David Vitali is an Italian physicist and professor of theoretical physics at the University of Camerino. He is known for his contributions to the fields of quantum optics, quantum information science, and cavity optomechanics. In 2015, he was elected a Fellow of the American Physical Society.

== Academic career ==

In 1992, Vitali was a visiting lecturer at the University of North Texas. In 1993, he was a postdoctoral researcher at the Pisa unit of the National Institute for the Physics of Matter (INFM).

He joined the University of Camerino in 1993 as a researcher in physics. He was appointed associate professor of Physics of Matter in 2001 and became full professor of Theoretical Physics in 2015 at the School of Science and Technology.
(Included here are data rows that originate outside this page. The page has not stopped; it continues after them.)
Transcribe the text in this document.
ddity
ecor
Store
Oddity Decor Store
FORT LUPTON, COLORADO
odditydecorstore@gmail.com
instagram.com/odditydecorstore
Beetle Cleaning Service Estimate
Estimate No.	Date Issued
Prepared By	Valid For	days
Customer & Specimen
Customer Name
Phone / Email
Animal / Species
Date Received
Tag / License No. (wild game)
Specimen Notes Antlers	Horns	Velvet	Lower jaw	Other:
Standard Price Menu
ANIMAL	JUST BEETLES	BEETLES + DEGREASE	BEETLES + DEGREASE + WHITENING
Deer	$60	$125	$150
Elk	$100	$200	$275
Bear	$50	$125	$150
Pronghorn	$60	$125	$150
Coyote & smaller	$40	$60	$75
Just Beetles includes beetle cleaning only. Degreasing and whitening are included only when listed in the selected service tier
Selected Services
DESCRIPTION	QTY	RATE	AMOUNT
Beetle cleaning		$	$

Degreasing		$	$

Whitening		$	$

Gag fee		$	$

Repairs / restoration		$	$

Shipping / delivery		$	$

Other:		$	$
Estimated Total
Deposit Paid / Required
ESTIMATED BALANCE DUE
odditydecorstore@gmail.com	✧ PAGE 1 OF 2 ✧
Vitali was elected a Fellow of the American Physical Society in 2015. In 2021, he was named a Senior Member of Optica.

== Research ==

Vitali's research is in the fields of quantum optics and quantum information science. Since the mid-1990s, his work has addressed theoretical aspects of quantum computation, including the implementation and assessment of quantum gate operations and quantum error correction. He has also contributed to research on quantum communication, studying protocols based on both single photons and continuous-variable optical fields, including quantum teleportation and quantum cryptography.

A significant part of his research concerns the control and mitigation of quantum decoherence, the loss of quantum coherence due to environmental interactions. He has proposed theoretical techniques for decoherence control using both closed-loop and open-loop strategies and has collaborated on experimental demonstrations involving photon polarization qubits.

Vitali has also worked extensively in cavity optomechanics, studying systems in which radiation pressure couples light to micro- and nano-mechanical oscillators. Such systems are investigated as platforms for quantum-limited sensing of forces, masses, and displacements, and for interfacing different physical degrees of freedom across a range of wavelengths. His research in this area has included the study of optomechanical devices for applications in quantum information processing and precision measurements.

In addition, he has investigated entanglement-enhanced sensing methods, including quantum illumination, and their potential applications in detection and measurement technologies.